Tuning the chemistry of organic-nitrogen compounds for promoting all-organic anionic rechargeable batteries.

The ever-increasing demand for rechargeable batteries induces significant pressure on the worldwide metal supply, depleting resources and increasing costs and environmental concerns. In this context, developing the chemistry of anion-inserting electrode organic materials could promote the fabrication of molecular (metal-free) rechargeable batteries. However, few examples have been reported because little effort has been made to develop such anionic-ion batteries. Here we show the design of two anionic host electrode materials based on the N-substituted salts of azaaromatics (zwitterions). A combination of NMR, EDS, FTIR spectroscopies coupled with thermal analyses and single-crystal XRD allowed a thorough structural and chemical characterization of the compounds. Thanks to a reversible electrochemical activity located at an average potential of 2.2 V vs.

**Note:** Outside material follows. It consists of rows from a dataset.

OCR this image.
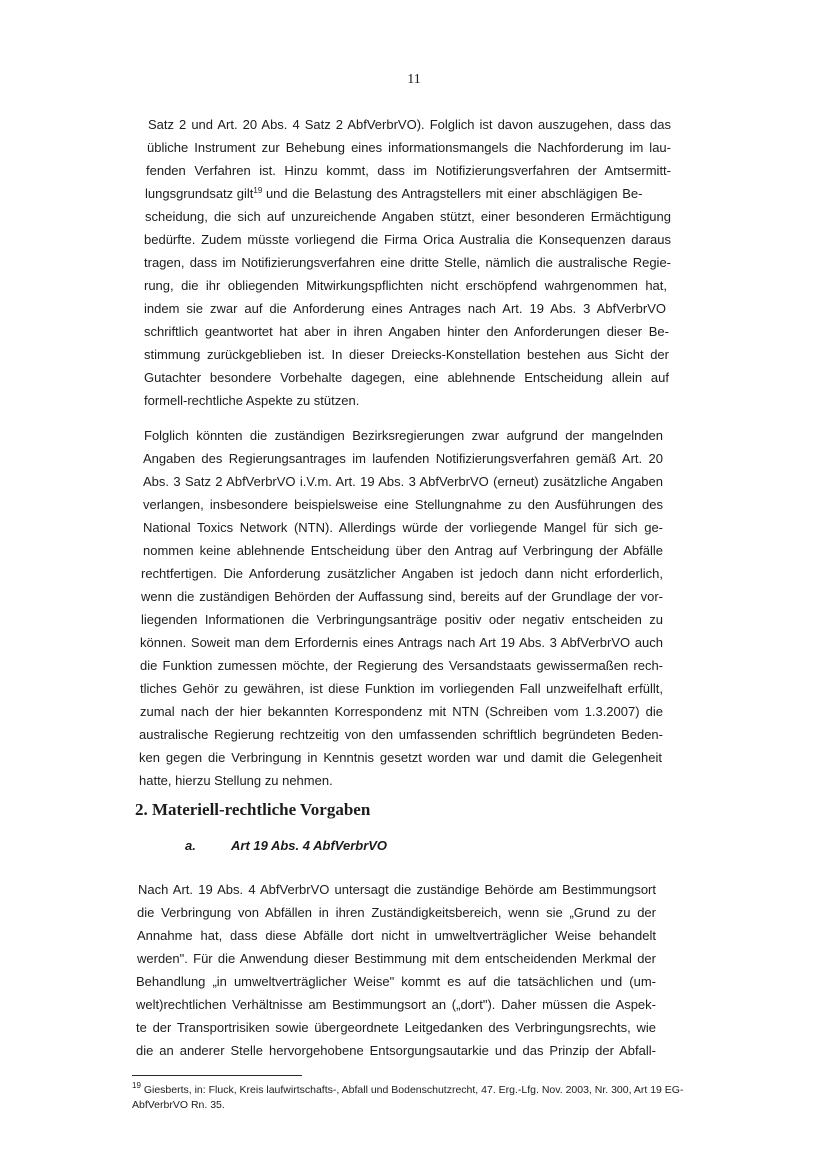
11
Satz 2 und Art. 20 Abs. 4 Satz 2 AbfVerbrVO). Folglich ist davon auszugehen, dass das
übliche Instrument zur Behebung eines informationsmangels die Nachforderung im lau-
fenden Verfahren ist. Hinzu kommt, dass im Notifizierungsverfahren der Amtsermitt-
lungsgrundsatz gilt$^{19}$ und die Belastung des Antragstellers mit einer abschlägigen Be-
scheidung, die sich auf unzureichende Angaben stützt, einer besonderen Ermächtigung
bedürfte. Zudem müsste vorliegend die Firma Orica Australia die Konsequenzen daraus
tragen, dass im Notifizierungsverfahren eine dritte Stelle, nämlich die australische Regie-
rung, die ihr obliegenden Mitwirkungspflichten nicht erschöpfend wahrgenommen hat,
indem sie zwar auf die Anforderung eines Antrages nach Art. 19 Abs. 3 AbfVerbrVO
schriftlich geantwortet hat aber in ihren Angaben hinter den Anforderungen dieser Be-
stimmung zurückgeblieben ist. In dieser Dreiecks-Konstellation bestehen aus Sicht der
Gutachter besondere Vorbehalte dagegen, eine ablehnende Entscheidung allein auf
formell-rechtliche Aspekte zu stützen.
Folglich könnten die zuständigen Bezirksregierungen zwar aufgrund der mangelnden
Angaben des Regierungsantrages im laufenden Notifizierungsverfahren gemäß Art. 20
Abs. 3 Satz 2 AbfVerbrVO i.V.m. Art. 19 Abs. 3 AbfVerbrVO (erneut) zusätzliche Angaben
verlangen, insbesondere beispielsweise eine Stellungnahme zu den Ausführungen des
National Toxics Network (NTN). Allerdings würde der vorliegende Mangel für sich ge-
nommen keine ablehnende Entscheidung über den Antrag auf Verbringung der Abfälle
rechtfertigen. Die Anforderung zusätzlicher Angaben ist jedoch dann nicht erforderlich,
wenn die zuständigen Behörden der Auffassung sind, bereits auf der Grundlage der vor-
liegenden Informationen die Verbringungsanträge positiv oder negativ entscheiden zu
können. Soweit man dem Erfordernis eines Antrags nach Art 19 Abs. 3 AbfVerbrVO auch
die Funktion zumessen möchte, der Regierung des Versandstaats gewissermaßen rech-
tliches Gehör zu gewähren, ist diese Funktion im vorliegenden Fall unzweifelhaft erfüllt,
zumal nach der hier bekannten Korrespondenz mit NTN (Schreiben vom 1.3.2007) die
australische Regierung rechtzeitig von den umfassenden schriftlich begründeten Beden-
ken gegen die Verbringung in Kenntnis gesetzt worden war und damit die Gelegenheit
hatte, hierzu Stellung zu nehmen.
2. Materiell-rechtliche Vorgaben
a.	Art 19 Abs. 4 AbfVerbrVO
Nach Art. 19 Abs. 4 AbfVerbrVO untersagt die zuständige Behörde am Bestimmungsort
die Verbringung von Abfällen in ihren Zuständigkeitsbereich, wenn sie „Grund zu der
Annahme hat, dass diese Abfälle dort nicht in umweltverträglicher Weise behandelt
werden". Für die Anwendung dieser Bestimmung mit dem entscheidenden Merkmal der
Behandlung „in umweltverträglicher Weise" kommt es auf die tatsächlichen und (um-
welt)rechtlichen Verhältnisse am Bestimmungsort an („dort"). Daher müssen die Aspek-
te der Transportrisiken sowie übergeordnete Leitgedanken des Verbringungsrechts, wie
die an anderer Stelle hervorgehobene Entsorgungsautarkie und das Prinzip der Abfall-
$^{19}$ Giesberts, in: Fluck, Kreis laufwirtschafts-, Abfall und Bodenschutzrecht, 47. Erg.-Lfg. Nov. 2003, Nr. 300, Art 19 EG-
AbfVerbrVO Rn. 35.
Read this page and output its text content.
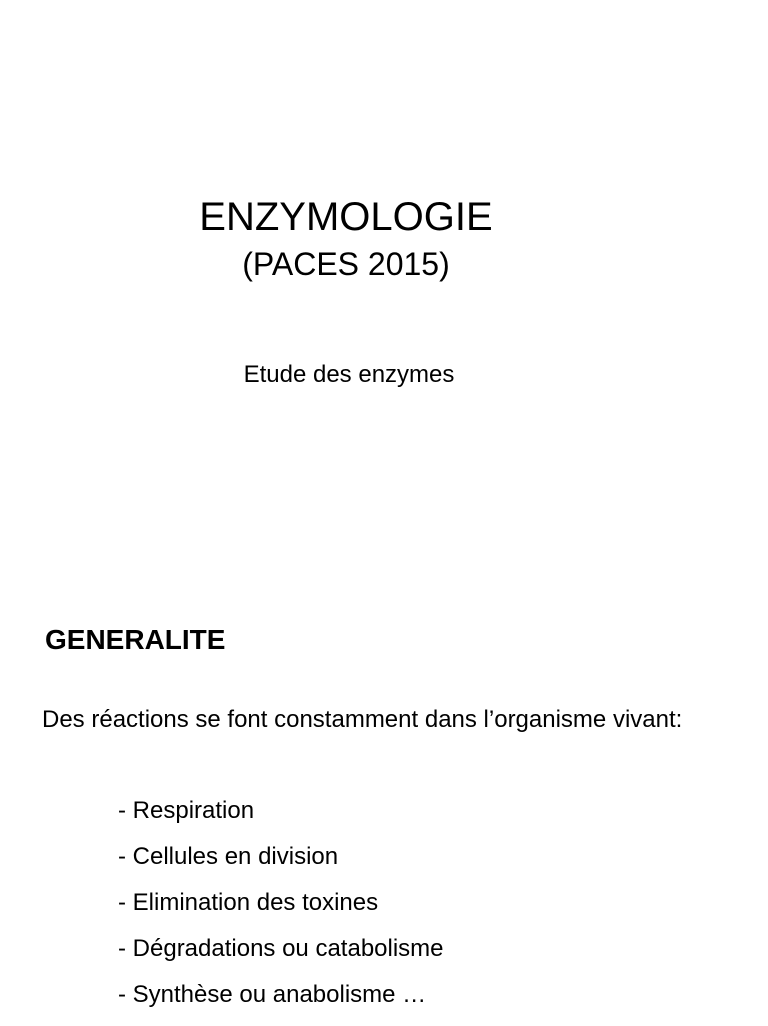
ENZYMOLOGIE
(PACES 2015)
Etude des enzymes
GENERALITE
Des réactions se font constamment dans l’organisme vivant:
- Respiration
- Cellules en division
- Elimination des toxines
- Dégradations ou catabolisme
- Synthèse ou anabolisme …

Li+/Li, the coupling with dilithium 2,5-(dianilino)terephthalate (Li(2)DAnT) as the positive electrode enabled the fabrication of the first all-organic anionic rechargeable batteries based on crystallized host electrode materials capable of delivering a specific capacity of approximate to 27 mAh/g(electrodes) with a stable cycling over dozens of cycles (approximate to 24 Wh/kg(electrodes)).